The Declaration of Independence created a United States of America on July 4, 1776, but King George III was not sufficiently impressed to let the thirteen American colonies go free. Great Britain would not let go of the Americans until the Treaty of Paris of 1783. In the mean time, the thirteen States began organizing around the Articles of Confederation of November 15, 1777 and by March 1, 1781 all those States were perpetually bound into the Confederacy known to this day as the United States of America.
The Americans, of course, won the War of Independence and lands south of Canada once claimed by the British, the Northwest Territory. The Northwest Ordinance of July 13, 1787 made this former British territory permanently part of the United States of America Confederacy. These United States, Ohio, Indiana, Illinois, Michigan, Wisconsin and part of Minnesota were the first States of a new Union of States, which belonged to the United States of America and were, also, of the United States of America.
The Constitution of September 17, 1787 that comes out of a secret session of the Constitutional Convention of May 25, 1787 was part of the plan for there to be a “United States” for George Washington to be President of the United States of. Before Washington can become President of the United States he has to be first elected to the Article II, Section 1, Clause 1 office of President of the United States of America on February 4, 1789, so he can appoint himself to the office of President of the United States.
As President of the Constitutional Convention, Washington knows that he must first be elected President of the United States of America by the State’s Presidential Electors before he can take the oral oath of office of President of the United States. Those famous Framers of the Constitution have concocted an elaborate oral employment oath grander than the Article VI oath and almost poetic in its tone for the person, who is to fill the office of President of the United States.

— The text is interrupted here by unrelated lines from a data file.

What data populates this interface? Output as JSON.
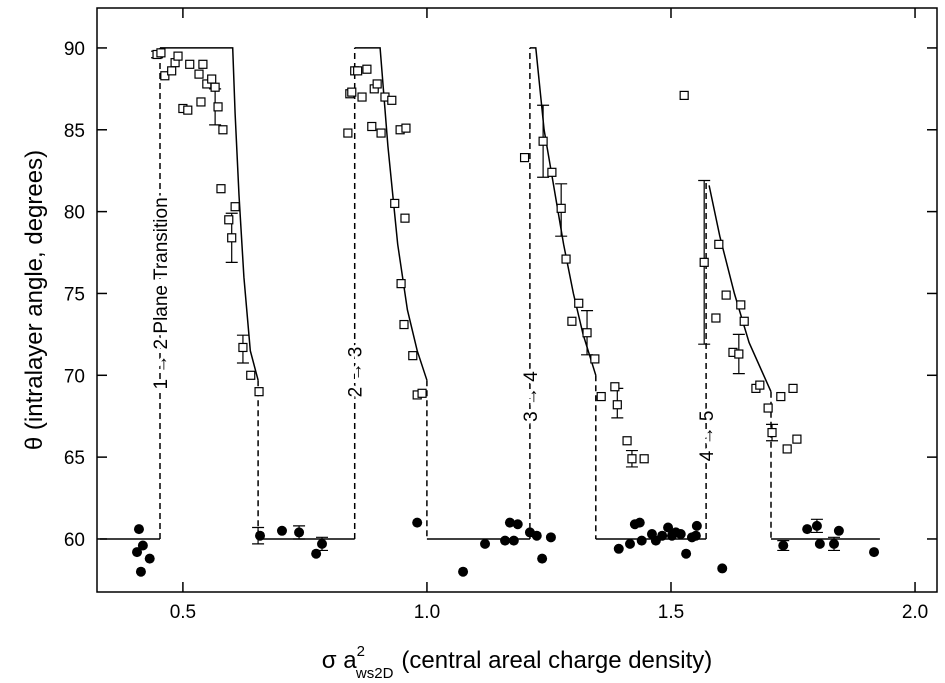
{
  "chart_data": {
    "type": "scatter",
    "xlabel": {
      "prefix": "σ a",
      "sup": "2",
      "sub": "ws2D",
      "suffix": "(central areal charge density)"
    },
    "ylabel": "θ  (intralayer angle, degrees)",
    "xlim": [
      0.324,
      2.045
    ],
    "ylim": [
      56.76,
      92.44
    ],
    "xticks": [
      0.5,
      {
        "value": 1,
        "label": "1.0"
      },
      1.5,
      {
        "value": 2,
        "label": "2.0"
      }
    ],
    "yticks": [
      60,
      65,
      70,
      75,
      80,
      85,
      90
    ],
    "annotations": [
      {
        "text": "1 → 2 Plane Transition",
        "x": 0.453,
        "y": 75
      },
      {
        "text": "2 → 3",
        "x": 0.852,
        "y": 70.2
      },
      {
        "text": "3 → 4",
        "x": 1.211,
        "y": 68.7
      },
      {
        "text": "4 → 5",
        "x": 1.572,
        "y": 66.3
      }
    ],
    "series": [
      {
        "kind": "points",
        "marker": "square",
        "color": "#000",
        "x": [
          0.447,
          0.455,
          0.463,
          0.477,
          0.484,
          0.49,
          0.5,
          0.51,
          0.514,
          0.533,
          0.537,
          0.541,
          0.549,
          0.559,
          0.566,
          0.572,
          0.582,
          0.578,
          0.594,
          0.6,
          0.607,
          0.623,
          0.639,
          0.656,
          0.838,
          0.842,
          0.846,
          0.852,
          0.858,
          0.867,
          0.877,
          0.887,
          0.892,
          0.898,
          0.906,
          0.914,
          0.928,
          0.934,
          0.945,
          0.947,
          0.957,
          0.953,
          0.955,
          0.971,
          0.98,
          0.99,
          1.2,
          1.238,
          1.256,
          1.275,
          1.285,
          1.297,
          1.311,
          1.328,
          1.344,
          1.357,
          1.385,
          1.39,
          1.41,
          1.42,
          1.445,
          1.527,
          1.568,
          1.592,
          1.598,
          1.613,
          1.627,
          1.639,
          1.643,
          1.65,
          1.674,
          1.682,
          1.699,
          1.707,
          1.725,
          1.738,
          1.75,
          1.758
        ],
        "values": [
          89.6,
          89.7,
          88.3,
          88.6,
          89.1,
          89.5,
          86.3,
          86.2,
          89,
          88.4,
          86.7,
          89,
          87.8,
          88.1,
          87.6,
          86.4,
          85,
          81.4,
          79.5,
          78.4,
          80.3,
          71.7,
          70,
          69,
          84.8,
          87.2,
          87.3,
          88.6,
          88.6,
          87,
          88.7,
          85.2,
          87.5,
          87.8,
          84.8,
          87,
          86.8,
          80.5,
          85,
          75.6,
          85.1,
          73.1,
          79.6,
          71.2,
          68.8,
          68.9,
          83.3,
          84.3,
          82.4,
          80.2,
          77.1,
          73.3,
          74.4,
          72.6,
          71,
          68.7,
          69.3,
          68.2,
          66,
          64.9,
          64.9,
          87.1,
          76.9,
          73.5,
          78,
          74.9,
          71.4,
          71.3,
          74.3,
          73.3,
          69.2,
          69.4,
          68,
          66.5,
          68.7,
          65.5,
          69.2,
          66.1
        ]
      },
      {
        "kind": "points",
        "marker": "circle",
        "color": "#000",
        "x": [
          0.406,
          0.41,
          0.418,
          0.414,
          0.432,
          0.658,
          0.703,
          0.738,
          0.773,
          0.785,
          0.98,
          1.074,
          1.119,
          1.16,
          1.17,
          1.178,
          1.186,
          1.211,
          1.225,
          1.236,
          1.254,
          1.393,
          1.416,
          1.426,
          1.436,
          1.44,
          1.461,
          1.469,
          1.482,
          1.494,
          1.502,
          1.51,
          1.52,
          1.531,
          1.543,
          1.551,
          1.553,
          1.605,
          1.73,
          1.779,
          1.799,
          1.805,
          1.834,
          1.844,
          1.916
        ],
        "values": [
          59.2,
          60.6,
          59.6,
          58,
          58.8,
          60.2,
          60.5,
          60.4,
          59.1,
          59.7,
          61,
          58,
          59.7,
          59.9,
          61,
          59.9,
          60.9,
          60.4,
          60.2,
          58.8,
          60.1,
          59.4,
          59.7,
          60.9,
          61,
          59.9,
          60.3,
          59.9,
          60.2,
          60.7,
          60.2,
          60.4,
          60.3,
          59.1,
          60.1,
          60.2,
          60.8,
          58.2,
          59.6,
          60.6,
          60.8,
          59.7,
          59.7,
          60.5,
          59.2
        ]
      },
      {
        "kind": "errorbars",
        "color": "#000",
        "x": [
          0.447,
          0.566,
          0.6,
          0.623,
          0.654,
          0.738,
          0.785,
          1.238,
          1.275,
          1.328,
          1.39,
          1.42,
          1.568,
          1.639,
          1.707,
          1.73,
          1.799,
          1.834
        ],
        "values": [
          89.6,
          86.4,
          78.4,
          71.6,
          60.2,
          60.4,
          59.7,
          84.3,
          80.1,
          72.6,
          68.3,
          64.9,
          76.9,
          71.3,
          66.5,
          59.6,
          60.8,
          59.7
        ],
        "errors": [
          0.2,
          1.1,
          1.5,
          0.85,
          0.5,
          0.4,
          0.4,
          2.2,
          1.6,
          1.35,
          0.9,
          0.5,
          5,
          1.2,
          0.5,
          0.3,
          0.4,
          0.4
        ]
      },
      {
        "kind": "line",
        "dash": false,
        "color": "#000",
        "x": [
          0.33,
          0.453,
          null,
          0.453,
          0.602,
          0.607,
          0.615,
          0.625,
          0.638,
          0.654,
          null,
          0.654,
          0.852,
          null,
          0.852,
          0.904,
          0.92,
          0.94,
          0.96,
          0.98,
          1.0,
          null,
          1.0,
          1.211,
          null,
          1.211,
          1.223,
          1.24,
          1.26,
          1.28,
          1.3,
          1.32,
          1.346,
          null,
          1.346,
          1.572,
          null,
          1.578,
          1.6,
          1.63,
          1.66,
          1.69,
          1.705,
          null,
          1.705,
          1.928
        ],
        "values": [
          60,
          60,
          null,
          90,
          90,
          86,
          81,
          76,
          71.5,
          69.7,
          null,
          60,
          60,
          null,
          90,
          90,
          84,
          78,
          74,
          71.5,
          69.7,
          null,
          60,
          60,
          null,
          90,
          90,
          85,
          81.5,
          78,
          75,
          72.5,
          70,
          null,
          60,
          60,
          null,
          81.6,
          78.5,
          75,
          72,
          70,
          69,
          null,
          60,
          60
        ]
      },
      {
        "kind": "line",
        "dash": true,
        "color": "#000",
        "x": [
          0.453,
          0.453,
          null,
          0.654,
          0.654,
          null,
          0.852,
          0.852,
          null,
          1.0,
          1.0,
          null,
          1.211,
          1.211,
          null,
          1.346,
          1.346,
          null,
          1.572,
          1.572,
          null,
          1.705,
          1.705
        ],
        "values": [
          60,
          90,
          null,
          69.7,
          60,
          null,
          60,
          90,
          null,
          69.7,
          60,
          null,
          60,
          90,
          null,
          70,
          60,
          null,
          60,
          81.9,
          null,
          69,
          60
        ]
      }
    ]
  }
}
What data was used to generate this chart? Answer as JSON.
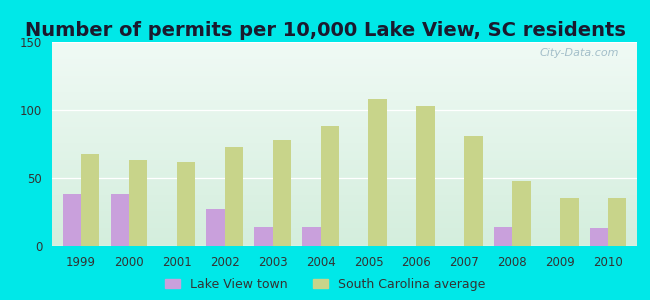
{
  "title": "Number of permits per 10,000 Lake View, SC residents",
  "years": [
    1999,
    2000,
    2001,
    2002,
    2003,
    2004,
    2005,
    2006,
    2007,
    2008,
    2009,
    2010
  ],
  "lake_view": [
    38,
    38,
    0,
    27,
    14,
    14,
    0,
    0,
    0,
    14,
    0,
    13
  ],
  "sc_average": [
    68,
    63,
    62,
    73,
    78,
    88,
    108,
    103,
    81,
    48,
    35,
    35
  ],
  "lake_view_color": "#c9a0dc",
  "sc_average_color": "#c8d48a",
  "background_outer": "#00e8e8",
  "bg_top": "#f0faf5",
  "bg_bottom": "#d4eedd",
  "ylim": [
    0,
    150
  ],
  "yticks": [
    0,
    50,
    100,
    150
  ],
  "title_fontsize": 14,
  "bar_width": 0.38,
  "legend_lake_view": "Lake View town",
  "legend_sc": "South Carolina average",
  "watermark": "City-Data.com"
}
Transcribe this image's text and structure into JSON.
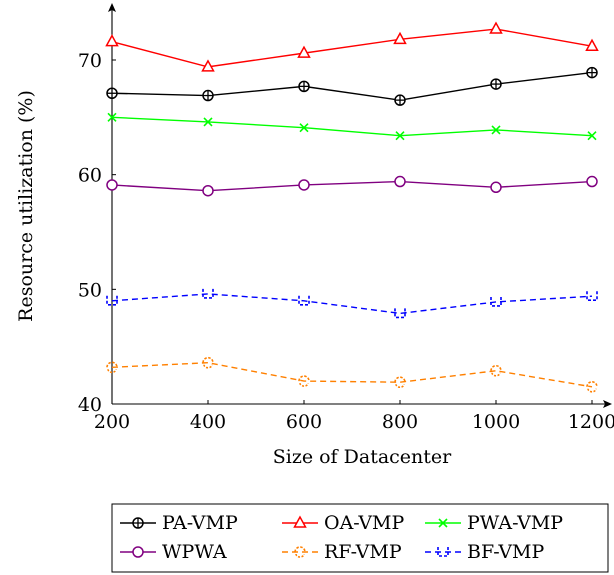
{
  "chart_data": {
    "type": "line",
    "title": "",
    "xlabel": "Size of Datacenter",
    "ylabel": "Resource utilization (%)",
    "x": [
      200,
      400,
      600,
      800,
      1000,
      1200
    ],
    "xlim": [
      200,
      1200
    ],
    "ylim": [
      40,
      75
    ],
    "xticks": [
      "200",
      "400",
      "600",
      "800",
      "1000",
      "1200"
    ],
    "yticks": [
      "40",
      "50",
      "60",
      "70"
    ],
    "grid": false,
    "legend_position": "bottom",
    "series": [
      {
        "name": "PA-VMP",
        "color": "#000000",
        "marker": "circle-plus",
        "dashed": false,
        "values": [
          67.1,
          66.9,
          67.7,
          66.5,
          67.9,
          68.9
        ]
      },
      {
        "name": "OA-VMP",
        "color": "#ff0000",
        "marker": "triangle",
        "dashed": false,
        "values": [
          71.6,
          69.4,
          70.6,
          71.8,
          72.7,
          71.2
        ]
      },
      {
        "name": "PWA-VMP",
        "color": "#00ff00",
        "marker": "x",
        "dashed": false,
        "values": [
          65.0,
          64.6,
          64.1,
          63.4,
          63.9,
          63.4
        ]
      },
      {
        "name": "WPWA",
        "color": "#800080",
        "marker": "circle",
        "dashed": false,
        "values": [
          59.1,
          58.6,
          59.1,
          59.4,
          58.9,
          59.4
        ]
      },
      {
        "name": "RF-VMP",
        "color": "#ff8000",
        "marker": "halfcircle",
        "dashed": true,
        "values": [
          43.2,
          43.6,
          42.0,
          41.9,
          42.9,
          41.5
        ]
      },
      {
        "name": "BF-VMP",
        "color": "#0000ff",
        "marker": "halfsquare",
        "dashed": true,
        "values": [
          49.0,
          49.6,
          49.0,
          47.9,
          48.9,
          49.4
        ]
      }
    ]
  }
}
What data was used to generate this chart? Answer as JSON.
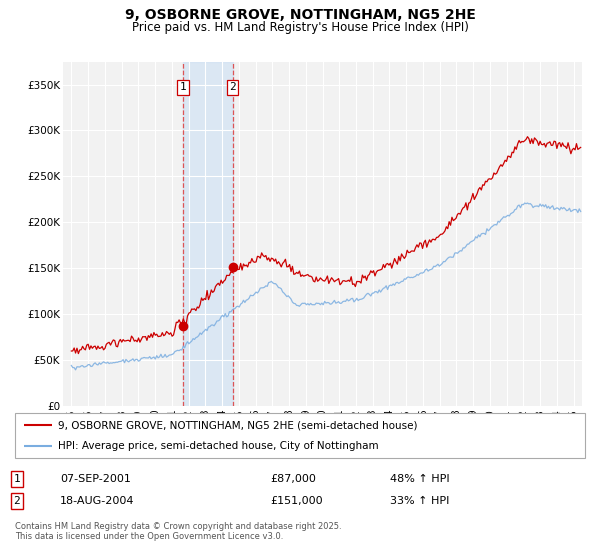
{
  "title": "9, OSBORNE GROVE, NOTTINGHAM, NG5 2HE",
  "subtitle": "Price paid vs. HM Land Registry's House Price Index (HPI)",
  "legend_line1": "9, OSBORNE GROVE, NOTTINGHAM, NG5 2HE (semi-detached house)",
  "legend_line2": "HPI: Average price, semi-detached house, City of Nottingham",
  "transaction1_label": "1",
  "transaction1_date": "07-SEP-2001",
  "transaction1_price": "£87,000",
  "transaction1_hpi": "48% ↑ HPI",
  "transaction2_label": "2",
  "transaction2_date": "18-AUG-2004",
  "transaction2_price": "£151,000",
  "transaction2_hpi": "33% ↑ HPI",
  "footer": "Contains HM Land Registry data © Crown copyright and database right 2025.\nThis data is licensed under the Open Government Licence v3.0.",
  "hpi_color": "#7aade0",
  "price_color": "#cc0000",
  "transaction1_x": 2001.67,
  "transaction1_y": 87000,
  "transaction2_x": 2004.63,
  "transaction2_y": 151000,
  "shaded_x1": 2001.67,
  "shaded_x2": 2004.63,
  "ylim": [
    0,
    375000
  ],
  "xlim_start": 1994.5,
  "xlim_end": 2025.5,
  "yticks": [
    0,
    50000,
    100000,
    150000,
    200000,
    250000,
    300000,
    350000
  ],
  "xticks": [
    1995,
    1996,
    1997,
    1998,
    1999,
    2000,
    2001,
    2002,
    2003,
    2004,
    2005,
    2006,
    2007,
    2008,
    2009,
    2010,
    2011,
    2012,
    2013,
    2014,
    2015,
    2016,
    2017,
    2018,
    2019,
    2020,
    2021,
    2022,
    2023,
    2024,
    2025
  ],
  "bg_color": "#f2f2f2",
  "grid_color": "#ffffff"
}
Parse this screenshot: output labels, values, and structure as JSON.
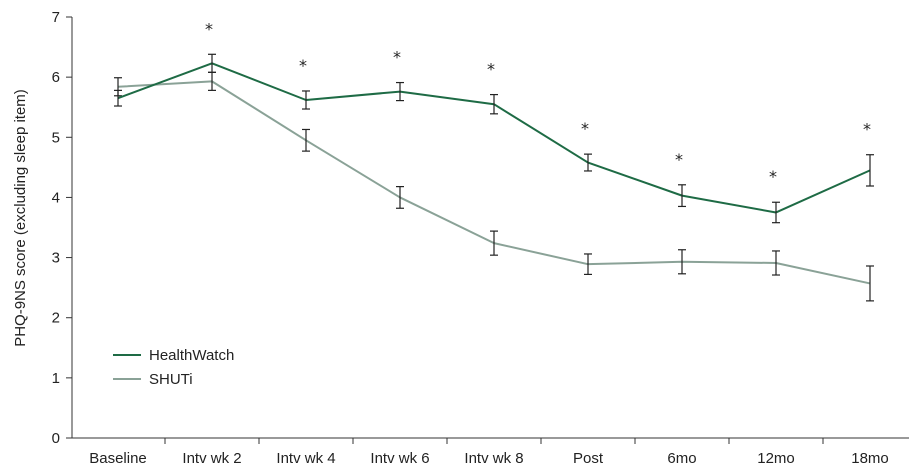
{
  "chart_data": {
    "type": "line",
    "title": "",
    "xlabel": "",
    "ylabel": "PHQ-9NS score (excluding sleep item)",
    "ylim": [
      0,
      7
    ],
    "yticks": [
      "0",
      "1",
      "2",
      "3",
      "4",
      "5",
      "6",
      "7"
    ],
    "categories": [
      "Baseline",
      "Intv wk 2",
      "Intv wk 4",
      "Intv wk 6",
      "Intv wk 8",
      "Post",
      "6mo",
      "12mo",
      "18mo"
    ],
    "series": [
      {
        "name": "HealthWatch",
        "color": "#1e6b45",
        "values": [
          5.65,
          6.23,
          5.62,
          5.76,
          5.55,
          4.58,
          4.03,
          3.75,
          4.45
        ],
        "error": [
          0.13,
          0.15,
          0.15,
          0.15,
          0.16,
          0.14,
          0.18,
          0.17,
          0.26
        ]
      },
      {
        "name": "SHUTi",
        "color": "#8aa297",
        "values": [
          5.84,
          5.93,
          4.95,
          4.0,
          3.24,
          2.89,
          2.93,
          2.91,
          2.57
        ],
        "error": [
          0.15,
          0.15,
          0.18,
          0.18,
          0.2,
          0.17,
          0.2,
          0.2,
          0.29
        ]
      }
    ],
    "significance": [
      "",
      "*",
      "*",
      "*",
      "*",
      "*",
      "*",
      "*",
      "*"
    ],
    "legend": {
      "placement": "lower-left",
      "entries": [
        "HealthWatch",
        "SHUTi"
      ]
    },
    "grid": false
  }
}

Only Washington and his confederates know that neither he nor anyone else will be eligible to the Article II Section 1 Clause 5 Office of President until July 4, 1790. Anyone with any political influence is in on the conspiracy to take over the Confederacy and replace it with a Roman Republic.
Many of these confederates have been elected to the first Congress, which will meet for the first time on March 4, 1789 in New York City. It will be the responsibility of this Congress that all Americans know that this Congress is preparing the new oath of office for the new government and the oath will be the first Bill Congress passes and the first one George Washington signs as President of the United States.
George Washington has made it possible for anyone to be President of the United States. Thanks to George there are no age, citizenship or residency requirements for the office of President of the United States. To be a President of the United States all you have to have is a voice. You can even whisper the oath as George Washington did the first time he took the oath.